On September 9, 2011, the Toronto Stock Exchange (the "TSX"), an exchange in the TMX Group, published a request for comments regarding a number of rule amendments to the Toronto Stock Exchange Company Manual1 (the "TSX Manual") with respect to director election practices for TSX listed issuers. The amendments will require TSX listed issuers to: (i) annually elect directors; (ii) elect directors individually, as opposed to voting for a slate of directors; (iii) publicly disclose the votes received for the election of each director; (iv) disclose whether or not they have adopted a majority voting policy and if they have not, to explain this decision; and (v) disclose to the TSX if a director receives a majority of "withhold"2 votes, if the issuer does not have a majority voting policy in place. These amendments have been approved by the Ontario Securities Commission (the "OSC") and adopted by the TSX. These amendments will come into force on December 31, 2012, and will apply to any meeting of securities holders that has not yet been scheduled and for which proxy materials have not yet been approved as of that date.

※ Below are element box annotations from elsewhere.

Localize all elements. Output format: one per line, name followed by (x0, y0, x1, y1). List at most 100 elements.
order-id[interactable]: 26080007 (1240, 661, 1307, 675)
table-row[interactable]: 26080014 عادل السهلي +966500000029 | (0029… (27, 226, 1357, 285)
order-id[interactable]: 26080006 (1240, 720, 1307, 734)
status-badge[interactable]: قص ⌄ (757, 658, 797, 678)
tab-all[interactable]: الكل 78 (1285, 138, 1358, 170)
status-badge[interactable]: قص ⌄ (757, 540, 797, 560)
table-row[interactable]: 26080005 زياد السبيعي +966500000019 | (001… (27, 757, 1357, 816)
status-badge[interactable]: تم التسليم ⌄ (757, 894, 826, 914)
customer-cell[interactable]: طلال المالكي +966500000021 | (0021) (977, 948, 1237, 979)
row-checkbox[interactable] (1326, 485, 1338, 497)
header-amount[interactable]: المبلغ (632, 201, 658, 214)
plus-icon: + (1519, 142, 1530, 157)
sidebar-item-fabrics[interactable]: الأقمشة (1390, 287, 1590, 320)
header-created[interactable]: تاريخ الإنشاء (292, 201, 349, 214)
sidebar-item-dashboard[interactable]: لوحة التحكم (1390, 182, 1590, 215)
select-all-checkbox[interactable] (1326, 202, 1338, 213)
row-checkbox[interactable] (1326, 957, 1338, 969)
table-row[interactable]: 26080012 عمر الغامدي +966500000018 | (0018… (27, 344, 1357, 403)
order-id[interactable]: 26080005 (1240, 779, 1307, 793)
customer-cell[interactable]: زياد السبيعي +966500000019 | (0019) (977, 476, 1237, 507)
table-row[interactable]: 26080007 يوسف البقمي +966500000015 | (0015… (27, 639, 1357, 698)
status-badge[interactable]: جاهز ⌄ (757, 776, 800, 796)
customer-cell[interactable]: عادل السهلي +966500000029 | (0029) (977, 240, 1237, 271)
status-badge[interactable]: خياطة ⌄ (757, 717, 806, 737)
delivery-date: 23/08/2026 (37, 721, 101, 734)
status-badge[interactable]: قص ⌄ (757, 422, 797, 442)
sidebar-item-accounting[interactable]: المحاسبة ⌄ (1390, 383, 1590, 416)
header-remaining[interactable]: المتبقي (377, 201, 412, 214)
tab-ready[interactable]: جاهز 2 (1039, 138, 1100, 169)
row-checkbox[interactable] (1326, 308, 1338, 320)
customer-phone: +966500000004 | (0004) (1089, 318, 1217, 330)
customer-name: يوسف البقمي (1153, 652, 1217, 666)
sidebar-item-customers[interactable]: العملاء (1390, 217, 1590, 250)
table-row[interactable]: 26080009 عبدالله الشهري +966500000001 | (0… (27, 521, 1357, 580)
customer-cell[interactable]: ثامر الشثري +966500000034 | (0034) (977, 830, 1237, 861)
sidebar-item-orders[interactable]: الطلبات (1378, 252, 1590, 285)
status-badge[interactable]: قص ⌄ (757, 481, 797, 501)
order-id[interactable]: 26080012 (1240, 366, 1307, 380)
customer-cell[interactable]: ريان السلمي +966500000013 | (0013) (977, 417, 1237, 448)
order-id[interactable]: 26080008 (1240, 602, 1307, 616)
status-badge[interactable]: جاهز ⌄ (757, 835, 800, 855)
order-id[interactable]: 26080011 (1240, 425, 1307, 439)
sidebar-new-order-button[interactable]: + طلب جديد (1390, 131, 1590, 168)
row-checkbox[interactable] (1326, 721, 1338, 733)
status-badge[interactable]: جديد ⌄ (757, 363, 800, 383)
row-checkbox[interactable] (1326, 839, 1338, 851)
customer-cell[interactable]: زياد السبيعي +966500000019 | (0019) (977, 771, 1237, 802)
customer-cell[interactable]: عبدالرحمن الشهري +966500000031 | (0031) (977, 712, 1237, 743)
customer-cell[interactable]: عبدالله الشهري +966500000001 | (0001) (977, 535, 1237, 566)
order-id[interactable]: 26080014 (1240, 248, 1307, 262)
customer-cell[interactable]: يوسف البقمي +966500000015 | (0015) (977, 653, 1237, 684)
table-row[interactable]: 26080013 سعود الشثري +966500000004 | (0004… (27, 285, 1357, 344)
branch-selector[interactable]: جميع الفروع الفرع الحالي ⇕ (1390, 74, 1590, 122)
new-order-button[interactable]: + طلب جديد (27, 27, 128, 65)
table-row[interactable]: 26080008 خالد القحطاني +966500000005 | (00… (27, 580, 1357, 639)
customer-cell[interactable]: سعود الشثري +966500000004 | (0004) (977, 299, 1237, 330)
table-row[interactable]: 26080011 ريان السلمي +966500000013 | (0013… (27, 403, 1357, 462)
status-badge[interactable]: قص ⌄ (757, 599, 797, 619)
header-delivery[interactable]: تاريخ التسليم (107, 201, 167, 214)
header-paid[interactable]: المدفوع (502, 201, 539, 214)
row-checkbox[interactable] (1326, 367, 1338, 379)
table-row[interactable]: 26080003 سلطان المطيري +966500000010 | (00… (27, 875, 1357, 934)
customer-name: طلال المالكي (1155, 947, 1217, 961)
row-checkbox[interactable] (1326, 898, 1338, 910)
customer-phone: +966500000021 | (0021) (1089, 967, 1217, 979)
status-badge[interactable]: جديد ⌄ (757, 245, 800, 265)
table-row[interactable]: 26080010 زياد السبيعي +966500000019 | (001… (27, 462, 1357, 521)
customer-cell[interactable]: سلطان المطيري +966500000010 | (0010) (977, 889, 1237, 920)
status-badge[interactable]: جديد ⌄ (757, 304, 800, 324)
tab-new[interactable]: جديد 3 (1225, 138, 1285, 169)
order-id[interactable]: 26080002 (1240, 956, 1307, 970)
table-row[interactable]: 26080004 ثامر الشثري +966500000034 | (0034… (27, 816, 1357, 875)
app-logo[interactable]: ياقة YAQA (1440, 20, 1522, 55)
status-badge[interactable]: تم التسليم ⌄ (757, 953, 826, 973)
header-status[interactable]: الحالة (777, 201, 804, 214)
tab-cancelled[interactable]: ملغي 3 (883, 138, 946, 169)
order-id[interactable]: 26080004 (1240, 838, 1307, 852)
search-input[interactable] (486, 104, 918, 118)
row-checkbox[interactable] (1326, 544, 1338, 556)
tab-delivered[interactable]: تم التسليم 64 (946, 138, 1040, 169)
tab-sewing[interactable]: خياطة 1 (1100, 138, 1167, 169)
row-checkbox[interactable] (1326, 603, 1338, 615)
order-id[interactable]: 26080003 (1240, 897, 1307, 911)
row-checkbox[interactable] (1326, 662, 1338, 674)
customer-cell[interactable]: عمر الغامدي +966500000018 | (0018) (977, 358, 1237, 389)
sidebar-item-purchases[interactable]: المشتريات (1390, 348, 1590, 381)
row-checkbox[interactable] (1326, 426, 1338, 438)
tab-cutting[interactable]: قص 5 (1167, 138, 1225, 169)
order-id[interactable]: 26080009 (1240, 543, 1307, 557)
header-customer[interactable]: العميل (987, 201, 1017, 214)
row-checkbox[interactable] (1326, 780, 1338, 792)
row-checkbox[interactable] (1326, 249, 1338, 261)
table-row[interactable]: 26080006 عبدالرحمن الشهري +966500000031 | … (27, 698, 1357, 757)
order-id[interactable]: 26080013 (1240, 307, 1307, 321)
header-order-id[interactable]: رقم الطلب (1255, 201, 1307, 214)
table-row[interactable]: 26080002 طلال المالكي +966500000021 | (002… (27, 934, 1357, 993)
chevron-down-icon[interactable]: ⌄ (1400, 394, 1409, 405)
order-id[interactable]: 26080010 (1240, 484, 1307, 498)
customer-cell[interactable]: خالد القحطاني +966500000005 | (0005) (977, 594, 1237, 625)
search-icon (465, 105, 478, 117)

In response to its request for comment published on September 9, 2011, the TSX received comments in support of a requirement that voting for uncontested director elections3 be conducted by mandatory majority. As a result of these comments, the TSX published a further proposed amendment to the TSX Manual that would require all TSX listed issuers to adopt a majority voting policy (the "Proposed Amendment").4 If approved by the OSC and adopted by the TSX, the Proposed Amendment would replace the optional majority voting policy, discussed in part (v) of the rule amendments above, which allows plurality voting. Compliance with the Proposed Amendment could be achieved by a TSX listed issuer adopting a majority voting policy. The comment period for the Proposed Amendment closed November 5, 2012. The Proposed Amendment, if approved by the OSC and adopted by the TSX, will be effective December 31, 2013.

This paper provides a commentary regarding the amendments and the Proposed Amendment to corporate governance practices for TSX listed issuers and similar practices in the New York Stock Exchange (the "NYSE") and NASDAQ, thereby providing grounds for further analysis for inter-listed issuers.


Currently in Canada, a plurality voting standard applies for electing directors unless a majority voting policy is adopted. Plurality voting requires security holders to vote "for" each director, or the slate of directors, or “withhold” their vote. The director or the slate of directors is elected if there is one “for” vote, regardless of the number of “withhold” votes cast. In a majority voting system, a plurality voting standard still applies and security holders vote “for” a director or “withhold” their vote. By contrast, each vote is cast with respect to each individual director, not a slate of directors. Also, “withhold” votes are considered “against” votes and included in the total number of votes cast.5

Typically, a majority voting policy requires a director who receives a majority of “withhold” votes to tender his or her resignation. Absent exceptional circumstances,6 the board of directors will generally accept that resignation, and publicly announce its decision in a news release, though it is not required to do so. Directors receiving a majority of withhold votes are still elected to the board of directors but only directors receiving a majority of “for” votes remain on the board of directors.


The TSX presented four rationales for the Proposed Amendment in its request for comments: the Proposed Amendment (i) will improve corporate governance standards; (ii) will work within the existing corporate governance regime; (iii) will strengthen Canada’s international reputation; and (iv) has public support. Additionally, the TSX stated that the Proposed Amendment will provide security holders a meaningful way of holding directors accountable; enhance the dialogue between stakeholders; and improve transparency.

The TSX also considered whether mandatory majority voting would put some issuers offside corporate or securities laws; namely, the possibility that if sufficient director nominees are not supported, quorum or committee requirements may not be met. According to the TSX, issuers with a majority voting policy have not experienced this problem. The TSX cited the Canadian Coalition for Good Governance (“CCGG”) in reporting that sixty-one percent of the listed issuers on the S&P/TSX Composite Index currently have a voluntary majority voting policy in place. However, the comment letter from CCGG to the TSX dated October 26, 2012, stated that 156 TSX-listed companies, representing 85% of the S&P/TSX Composite Index, have adopted CCGG’s majority voting policy. A majority voting policy allows directors to be elected, notwithstanding failing to receive a majority of “for” votes. Directors not receiving a majority of “for” votes then resign at a later time, once the vacancies are filled. As a result, quorum and committee requirements may be met at all times, regardless of the outcome of the director election.


The NYSE Listed Companies Manual7 and the NASDAQ Rules8 do not mandate majority voting policies or other requirements for the process of electing directors. Notably, inter-listed issuers filing disclosure forms in the United States may need to be aware of the Proposed Amendment with respect to disclosure obligations.